Executive Director of the Chamber for Small and Medium Enterprises, James Chiutsi, says local SMEs were hard hit.

“Local industry has been negatively affected by uncertainty brought about by the political environment.

“Most of our exports are raw and the few that are processed are not to that high standard, due to constraining factors because adding value requires huge investments in terms of right machinery and as such SMEs cannot afford on their own and need support from government institutions,” Chiutsi said.

He added that they want to engage the government because most of the emphasis on exports is on agribusiness and yet other sectors like furniture manufacturing are given little attention yet the country is importing the same in very large volumes.

“It is high time the country invested in local production by deliberately supporting and financing SMEs who venture into such,” Chiutsi added.

President of the Indigenous Business Association of Malawi, Mike Mlombwa, said many SME are in debts because of the situation which they will surely suffer to get out of.

He maintains that until the presidential elections case come to an end, businesses cannot operate freely and thrive again.

“This is the year we have created a lot of beggars because a lot of SMEs support their families when they juggle in business but they were not able to do so because of the political environment even at the start of the year, before the elections, people were on a wait and see mode and after the elections, demonstration were order of the day so it has been really bad for business,” Mlombwa said.

He added that they expect the elections case to be concluded as soon as possible so that people can go back to their businesses to get things moving.

However, the Reserve Bank of Malawi (RBM) holds that 2019 was not such a bad year for business.

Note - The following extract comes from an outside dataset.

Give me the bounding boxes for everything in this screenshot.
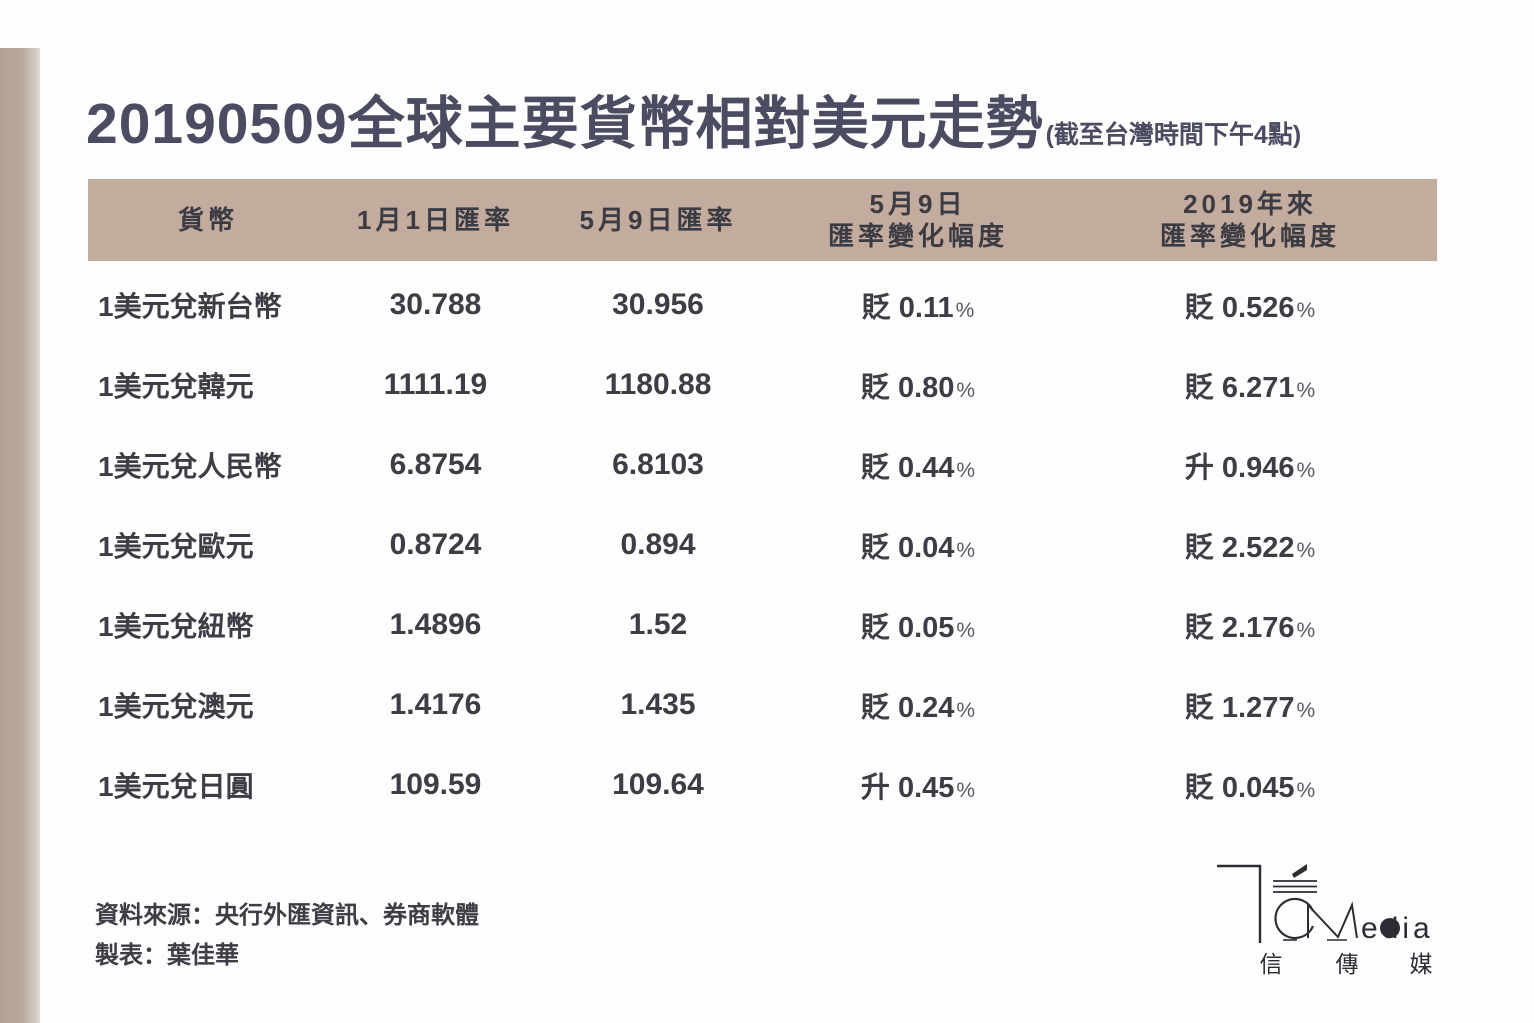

RBM spokesperson, Mbane Ngwira, said the economy has stabilised and has grown in comparison to the previous year, the interest rates this year are lower than last year and inflation has remained in single digit for a better part of the year.

Spokesperson in the Ministry of Industry Trade and Tourism, Mayeso Msokera, said complete data compilation and economic performance assessment for the 2019 is likely be finalised early next year (2020).

Howe v e r, he was quick to mention that there are indications that the manufacturing industry is expected to register a growth of around 4.6 percent in 2019.

He cited availability of raw materials for the industries as a result of increased agricultural production in the year and improvements in electricity generation and supply.

“Given that our economy is still agro-based, with most of the agricultural products dominating the export basket, we are likely to register an increase in the value of exports for the year 2019.

“The Ministry is committed to implement policies and strategies aimed at structurally transforming the economy by encouraging investment, production and exportation of value-added products and through various trade facilitation initiatives,” Msokera said.

He added: “We have the deve lopment of Industrial Parks and Special Economic Zones, promotion of Rural Industrialization, implementation of the Buy Malawi Strategy, development of the Nacala Transport Corridor,setting up One Stop Boarder Posts and the National Single Window (NSW) for Trade Facilitation.”

It remains a fact that the elections and the demonstrations that followed had a huge impact on performance of trade and the industry.

There was reduced activity in trade over a long period than was the case in previous elections.